Ok lets bash a few misconceptions on the head.

@Michael Schmidt.

you have got to be kidding right "Microsoft wasn't so brilliantly run, it just happened to be the survivor."

So your saying a company that controls the pc software market lions share, training , industry standards and drives how hardware manufacturers design their hardware, started of in a garage whooped the great IBM corporate monster in a licencing deal that will still be talked about 10000yrs.....was and is poorly run A company so big the most countries are scared of it never mind that they have wet dreams about Microsofts turnover!.

@Trevor Pott

"In fact, in we are in the middle of a "Linux to the desktop" rollout "
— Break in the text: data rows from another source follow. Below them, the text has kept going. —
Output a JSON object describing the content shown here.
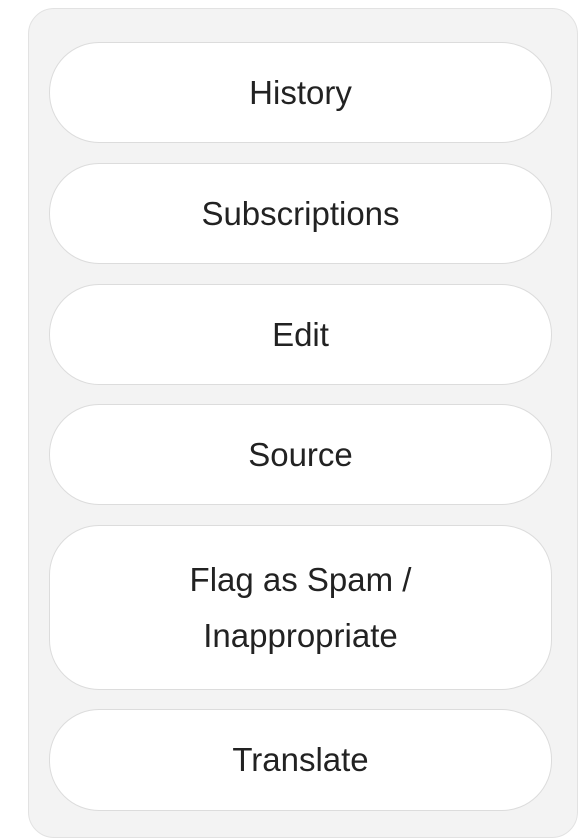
{
  "actions_panel": {
    "history_label": "History",
    "subscriptions_label": "Subscriptions",
    "edit_label": "Edit",
    "source_label": "Source",
    "flag_label": "Flag as Spam / Inappropriate",
    "translate_label": "Translate"
  },
  "colors": {
    "panel_background": "#f3f3f3",
    "button_background": "#ffffff",
    "button_border": "#dcdcdc",
    "text": "#222222"
  }
}
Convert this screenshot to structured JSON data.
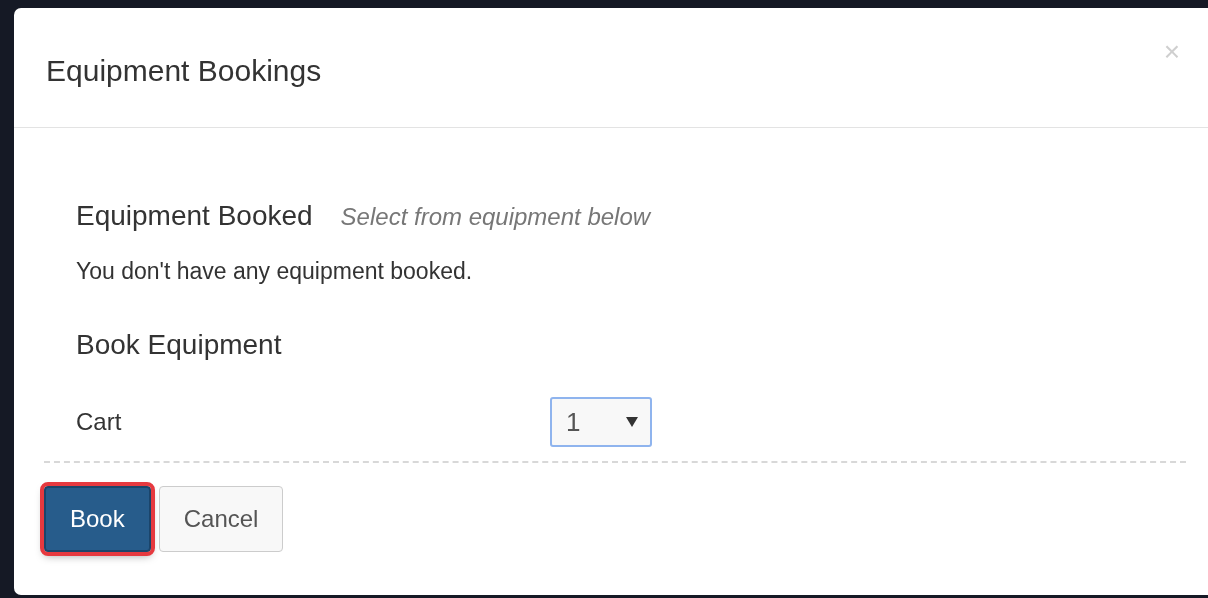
{
  "dialog": {
    "title": "Equipment Bookings",
    "close": "×"
  },
  "booked": {
    "heading": "Equipment Booked",
    "hint": "Select from equipment below",
    "message": "You don't have any equipment booked."
  },
  "book": {
    "heading": "Book Equipment",
    "rows": [
      {
        "label": "Cart",
        "value": "1",
        "focused": true
      }
    ]
  },
  "buttons": [
    {
      "label": "Book",
      "kind": "primary",
      "highlighted": true
    },
    {
      "label": "Cancel",
      "kind": "default",
      "highlighted": false
    }
  ]
}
and you think windows is a buggy OS or harder to deploy than linux...geez you are in for a surprise when it comes to supporting it. and you should sysprep any pc your imaging or cloning if it is to go on An Active directory setup.

@Chrome

it is ok nothing brillaint , same with gears..but it is just like all the other crap developers put out it is what they think the next big thing is , and as the internet has always proven it is never what they think it will be and always comes from indepent developers and is usually not designed for productivity or work rather content and recreation...MP3,facebook,myspace,skype,ebay,youtube of course the big boys like google snap them up but usually too late when the decline has already set in.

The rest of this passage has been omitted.